The effect of beta-adrenoceptor antagonists on the pharmacokinetics and pharmacodynamics of warfarin after a single dose.

作者信息

Bax N D, Lennard M S, Tucker G T, Woods H F, Porter N R, Malia R G, Preston F E

出版信息

Br J Clin Pharmacol. 1984 May;17(5):553-7. doi: 10.1111/j.1365-2125.1984.tb02389.x.

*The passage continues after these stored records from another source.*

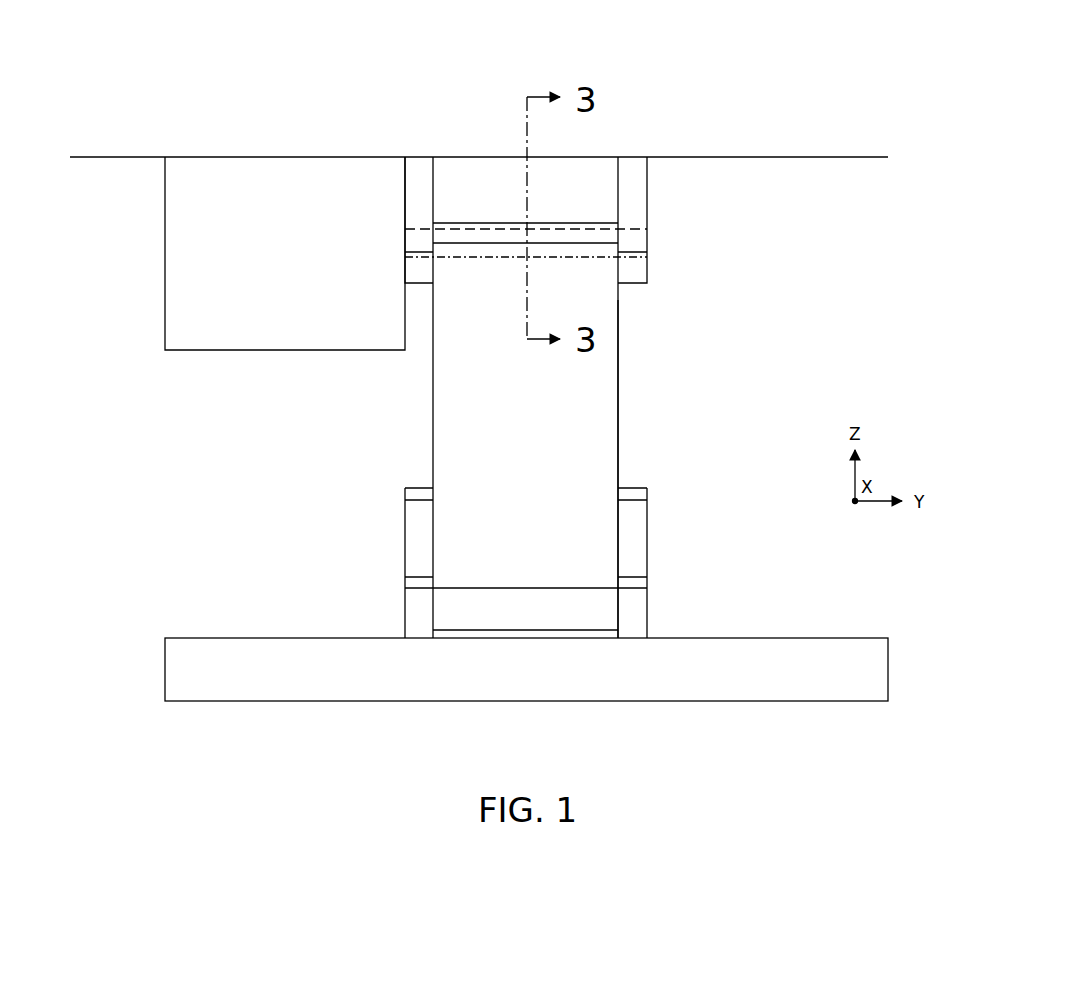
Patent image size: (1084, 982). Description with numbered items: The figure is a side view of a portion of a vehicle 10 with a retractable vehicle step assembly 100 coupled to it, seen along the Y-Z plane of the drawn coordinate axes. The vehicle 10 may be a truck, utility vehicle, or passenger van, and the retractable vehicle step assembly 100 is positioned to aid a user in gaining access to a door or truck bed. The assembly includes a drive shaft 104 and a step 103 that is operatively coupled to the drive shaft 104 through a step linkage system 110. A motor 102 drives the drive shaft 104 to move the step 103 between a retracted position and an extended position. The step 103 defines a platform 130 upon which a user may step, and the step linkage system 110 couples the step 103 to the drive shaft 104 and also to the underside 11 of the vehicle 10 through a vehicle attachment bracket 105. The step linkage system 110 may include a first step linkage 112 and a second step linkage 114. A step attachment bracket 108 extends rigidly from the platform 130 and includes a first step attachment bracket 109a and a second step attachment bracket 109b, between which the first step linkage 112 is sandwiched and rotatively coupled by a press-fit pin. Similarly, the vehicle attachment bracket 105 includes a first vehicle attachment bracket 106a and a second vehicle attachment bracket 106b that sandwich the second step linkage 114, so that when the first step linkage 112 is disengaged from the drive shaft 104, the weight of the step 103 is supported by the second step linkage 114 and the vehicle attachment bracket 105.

The retractable vehicle step assembly 100 is at (849, 68).
The vehicle 10 is at (122, 203).
The underside 11 is at (88, 160).
The motor 102 is at (165, 286).
The drive shaft 104 is at (581, 231).
The vehicle attachment bracket 105 is at (688, 201).
The first vehicle attachment bracket 106a is at (420, 157).
The second vehicle attachment bracket 106b is at (636, 157).
The step attachment bracket 108 is at (470, 563).
The first step attachment bracket 109a is at (405, 513).
The second step attachment bracket 109b is at (647, 513).
The step linkage system 110 is at (748, 350).
The first step linkage 112 is at (632, 338).
The second step linkage 114 is at (620, 392).
The platform 130 is at (862, 638).
The step 103 is at (872, 720).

DOI:10.1111/j.1365-2125.1984.tb02389.x
PMID:6329253
原文链接:https://pmc.ncbi.nlm.nih.gov/articles/PMC1463441/
Abstract

The effects of three beta-adrenoceptor antagonists (propranolol, metoprolol and atenolol) on the serum kinetics and pharmacodynamics of warfarin given in a single oral dose (15 mg) were studied in six normal subjects. At the same degree of beta-adrenoceptor blockade, as assessed by the decrease of exercise tachycardia, propranolol increased the area under the serum warfarin concentration time curve (AUC) by 16.3 +/- 14.2 s.d.% (P less than 0.01) and the maximum serum warfarin concentration by 23.0 +/- 14.3 s.d.% (P less than 0.001). Atenolol increased the maximum serum warfarin concentration by 12.5 +/- 12.3% s.d. (P less than 0.05) but was without effect on warfarin AUC. Metoprolol had no effect on warfarin kinetics. The extent of changes in the prothrombin time and the plasma clotting Factor VII activity caused by warfarin were not altered by any of the beta-adrenoceptor antagonists.

摘要

在6名正常受试者中研究了三种β-肾上腺素受体拮抗剂(普萘洛尔、美托洛尔和阿替洛尔)对单次口服15毫克华法林的血清动力学和药效学的影响。以运动性心动过速的降低来评估,在相同程度的β-肾上腺素受体阻滞下,普萘洛尔使血清华法林浓度-时间曲线下面积(AUC)增加了16.3±14.2标准差%(P<0.01),使血清华法林最大浓度增加了23.0±14.3标准差%(P<0.001)。阿替洛尔使血清华法林最大浓度增加了12.5±12.3%标准差(P<0.05),但对华法林AUC无影响。美托洛尔对华法林动力学无影响。华法林引起的凝血酶原时间和血浆凝血因子VII活性的变化程度未被任何一种β-肾上腺素受体拮抗剂改变。